The 23rd Gran Premio del Mediterraneo (Grand Prix of the Mediterranean), was the ninth round of the 1984 European Championship for F2 Drivers. This was held on the Isle of Sicily, at the Autodromo di Pergusa, Enna, on 29 July.

==Report==

===Entry===
As the F2 brigade arrived on the Isle of Sicily, the entry had reduced further to just 17 cars. Come qualifying, only 13 cars were on track. One of these, ”Pierre Chauvet” withdrew from the meeting as the weather was too hot for him.

===Qualifying===
Mike Thackwell took pole position for Ralt Racing Ltd, in their Ralt-Honda RH6, averaging a speed of 123.691 mph.

===Race===
The race was held over 45 laps of the hot Enna-Pergusa circuit. Mike Thackwell took the winner spoils for works Ralt team, driving their Ralt-Honda RH6. The Kiwi won in a time of 1hr 08:55.21ins., averaging a speed of 120.632 mph.

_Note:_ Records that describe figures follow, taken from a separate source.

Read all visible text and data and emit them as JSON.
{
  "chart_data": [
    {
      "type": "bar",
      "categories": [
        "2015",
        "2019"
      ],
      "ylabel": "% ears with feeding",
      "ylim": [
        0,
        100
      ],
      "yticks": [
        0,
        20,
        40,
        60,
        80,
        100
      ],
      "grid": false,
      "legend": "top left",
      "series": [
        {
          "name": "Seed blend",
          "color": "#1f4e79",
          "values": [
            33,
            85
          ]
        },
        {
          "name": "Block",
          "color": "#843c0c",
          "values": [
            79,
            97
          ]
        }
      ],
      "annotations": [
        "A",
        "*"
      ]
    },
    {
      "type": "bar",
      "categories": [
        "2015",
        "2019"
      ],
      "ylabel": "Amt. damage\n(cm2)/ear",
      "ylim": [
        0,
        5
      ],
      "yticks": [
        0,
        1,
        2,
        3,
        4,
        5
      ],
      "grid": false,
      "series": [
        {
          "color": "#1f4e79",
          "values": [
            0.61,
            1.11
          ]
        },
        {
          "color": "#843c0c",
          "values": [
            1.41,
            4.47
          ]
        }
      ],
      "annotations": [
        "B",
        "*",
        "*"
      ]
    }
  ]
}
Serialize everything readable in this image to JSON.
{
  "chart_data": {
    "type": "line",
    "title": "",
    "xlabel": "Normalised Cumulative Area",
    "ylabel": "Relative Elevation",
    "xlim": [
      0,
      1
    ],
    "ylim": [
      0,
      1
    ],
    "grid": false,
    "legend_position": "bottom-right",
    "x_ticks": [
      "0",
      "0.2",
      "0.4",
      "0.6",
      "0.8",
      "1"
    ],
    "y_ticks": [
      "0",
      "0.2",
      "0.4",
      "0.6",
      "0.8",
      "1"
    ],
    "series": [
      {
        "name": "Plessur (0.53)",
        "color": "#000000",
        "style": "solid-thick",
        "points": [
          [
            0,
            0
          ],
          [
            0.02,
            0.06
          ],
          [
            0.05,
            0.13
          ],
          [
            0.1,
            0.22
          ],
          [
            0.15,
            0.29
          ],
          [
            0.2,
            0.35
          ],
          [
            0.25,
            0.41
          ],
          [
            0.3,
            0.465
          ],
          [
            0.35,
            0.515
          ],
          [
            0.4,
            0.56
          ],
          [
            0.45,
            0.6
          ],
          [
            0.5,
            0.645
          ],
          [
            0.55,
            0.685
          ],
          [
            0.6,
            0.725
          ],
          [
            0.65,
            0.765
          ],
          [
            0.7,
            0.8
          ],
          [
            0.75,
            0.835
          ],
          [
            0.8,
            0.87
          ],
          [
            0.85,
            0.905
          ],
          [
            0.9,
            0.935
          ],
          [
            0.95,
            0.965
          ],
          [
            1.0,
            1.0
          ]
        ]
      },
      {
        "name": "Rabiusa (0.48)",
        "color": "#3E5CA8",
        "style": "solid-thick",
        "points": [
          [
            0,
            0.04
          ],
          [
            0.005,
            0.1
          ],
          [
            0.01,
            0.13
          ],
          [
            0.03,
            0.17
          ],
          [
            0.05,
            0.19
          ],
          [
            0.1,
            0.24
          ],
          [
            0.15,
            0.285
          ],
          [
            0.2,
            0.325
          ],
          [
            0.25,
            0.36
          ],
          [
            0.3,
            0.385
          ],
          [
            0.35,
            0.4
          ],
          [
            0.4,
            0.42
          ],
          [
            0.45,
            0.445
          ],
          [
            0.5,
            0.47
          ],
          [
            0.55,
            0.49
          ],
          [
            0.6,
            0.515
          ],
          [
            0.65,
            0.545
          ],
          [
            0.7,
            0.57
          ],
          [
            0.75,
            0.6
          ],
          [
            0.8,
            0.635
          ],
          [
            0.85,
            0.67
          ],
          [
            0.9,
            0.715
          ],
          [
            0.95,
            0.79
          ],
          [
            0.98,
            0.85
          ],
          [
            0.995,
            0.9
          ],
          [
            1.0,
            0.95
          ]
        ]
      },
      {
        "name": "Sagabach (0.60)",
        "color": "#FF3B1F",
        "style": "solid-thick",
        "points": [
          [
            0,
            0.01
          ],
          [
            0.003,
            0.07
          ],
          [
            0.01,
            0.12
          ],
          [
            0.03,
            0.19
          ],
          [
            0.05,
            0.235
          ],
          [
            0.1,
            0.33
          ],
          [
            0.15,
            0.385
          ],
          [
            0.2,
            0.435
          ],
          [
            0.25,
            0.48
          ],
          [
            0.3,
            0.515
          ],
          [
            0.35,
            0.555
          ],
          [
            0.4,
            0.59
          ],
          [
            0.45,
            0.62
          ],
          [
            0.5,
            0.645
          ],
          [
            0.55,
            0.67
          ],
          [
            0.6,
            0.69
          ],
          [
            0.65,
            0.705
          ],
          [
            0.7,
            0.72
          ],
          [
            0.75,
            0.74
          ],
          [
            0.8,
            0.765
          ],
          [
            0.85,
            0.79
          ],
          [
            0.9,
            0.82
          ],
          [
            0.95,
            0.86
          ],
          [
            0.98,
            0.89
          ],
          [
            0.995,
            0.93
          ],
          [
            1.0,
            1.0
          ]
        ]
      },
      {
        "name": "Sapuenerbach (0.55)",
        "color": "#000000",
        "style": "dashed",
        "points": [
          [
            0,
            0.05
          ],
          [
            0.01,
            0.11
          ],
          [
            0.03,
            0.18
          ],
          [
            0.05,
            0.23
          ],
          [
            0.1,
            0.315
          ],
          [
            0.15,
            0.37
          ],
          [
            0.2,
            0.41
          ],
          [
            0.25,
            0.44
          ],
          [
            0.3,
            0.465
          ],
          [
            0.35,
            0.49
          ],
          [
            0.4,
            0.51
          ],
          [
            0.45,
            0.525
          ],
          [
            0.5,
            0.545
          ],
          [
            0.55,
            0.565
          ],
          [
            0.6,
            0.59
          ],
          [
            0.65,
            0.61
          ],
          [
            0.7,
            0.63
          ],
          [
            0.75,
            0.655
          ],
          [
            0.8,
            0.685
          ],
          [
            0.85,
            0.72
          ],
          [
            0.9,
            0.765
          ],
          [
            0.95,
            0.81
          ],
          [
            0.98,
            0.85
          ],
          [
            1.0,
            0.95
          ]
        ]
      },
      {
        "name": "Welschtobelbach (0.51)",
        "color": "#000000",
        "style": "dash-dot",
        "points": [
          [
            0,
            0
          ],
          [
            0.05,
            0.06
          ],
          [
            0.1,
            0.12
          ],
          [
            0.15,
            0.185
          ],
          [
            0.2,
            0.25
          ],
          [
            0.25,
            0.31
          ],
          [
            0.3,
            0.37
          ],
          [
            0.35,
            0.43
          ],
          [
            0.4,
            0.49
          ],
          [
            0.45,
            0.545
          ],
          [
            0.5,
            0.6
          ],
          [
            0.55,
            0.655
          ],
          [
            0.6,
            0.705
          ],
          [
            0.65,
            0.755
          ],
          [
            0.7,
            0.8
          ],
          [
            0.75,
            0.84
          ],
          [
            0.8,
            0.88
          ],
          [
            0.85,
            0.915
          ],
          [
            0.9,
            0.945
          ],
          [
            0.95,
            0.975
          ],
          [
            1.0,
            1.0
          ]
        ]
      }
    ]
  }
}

Second place went to the other works Ralt driver, Roberto Moreno, completing their fourth 1-2 finish of the season. Moreno was just 2½ seconds behind Thackwell. The podium was completed by Alessandro Nannini in the Minardi Team’s M283. Nannini, along with fifth placed driver, Michel Ferté were disqualified for having underweight cars. They were later re-instated on appeal, but no race times were given for these drivers.

Thackwell's victory sealed him, the 1984 European Championship for F2 Drivers title.

==Classification==

===Race result===

| Pos. | No. | Driver | Entrant | Car - Engine | Time, Laps | Reason Out |
|---|---|---|---|---|---|---|
| 1st | 1 | NZL Mike Thackwell | Ralt Racing Ltd | Ralt-Honda RH6 | 1hr 08:55.21 |  |
| 2nd | 2 | BRA Roberto Moreno | Ralt Racing Ltd | Ralt-Honda RH6 | 1hr 08:57.71 |  |
| 3rd | 10 | ITA Alessandro Nannini | Minardi Team | Minardi-BMW M283 |  |  |
| 4th | 5 | FRA Pierre Petit | Onyx Race Engineering | March-BMW 842 | 1hr 09:27.23 |  |
| 5th | 17 | FRA Michel Ferté | Martini Racing, France/ORECA | Martini-BMW 001 |  |  |
| 6th | 4 | ITA Emanuele Pirro | Onyx Race Engineering | March-BMW 842 | 1hr 10:21.32 |  |
| 7th | 44 | SWE Tomas Kaiser | PMC Motorsport / BS Automotive | March-BMW 842 | 44 |  |
| 8th | 15 | ITA Guido Daccò | Sanremo Racing Srl | March-BMW 832 | 44 |  |
| 9th | 11 | ITA Lamberto Leoni | Minardi Team | Minardi-BMW M283 | 42 | Accident |
| DNF | 66 | DEU Christian Danner | PMC Motorsport / BS Automotive | March-BMW 842 | 37 | Engine |
| DNF | 6 | FRA Philippe Streiff | AGS Elf (Armagnac Bigorre) | AGS-BMW JH19C | 5 | Clutch, spin |
| DNF | 3 | ITA Beppe Gabbiani | Onyx Race Engineering | March-BMW 842 | 2 | Electrical |
| DNF | 9 | ITA Roberto Del Castello | Minardi Team | Minardi-BMW M283 | 1 | Accident |

- Fastest lap: Mike Thackwell, 1:30.09secs. (122.881 mph)

Alessandro Nannini and Michel Ferté were disqualified – cars underweight – but they were instated on appeal but no times were given.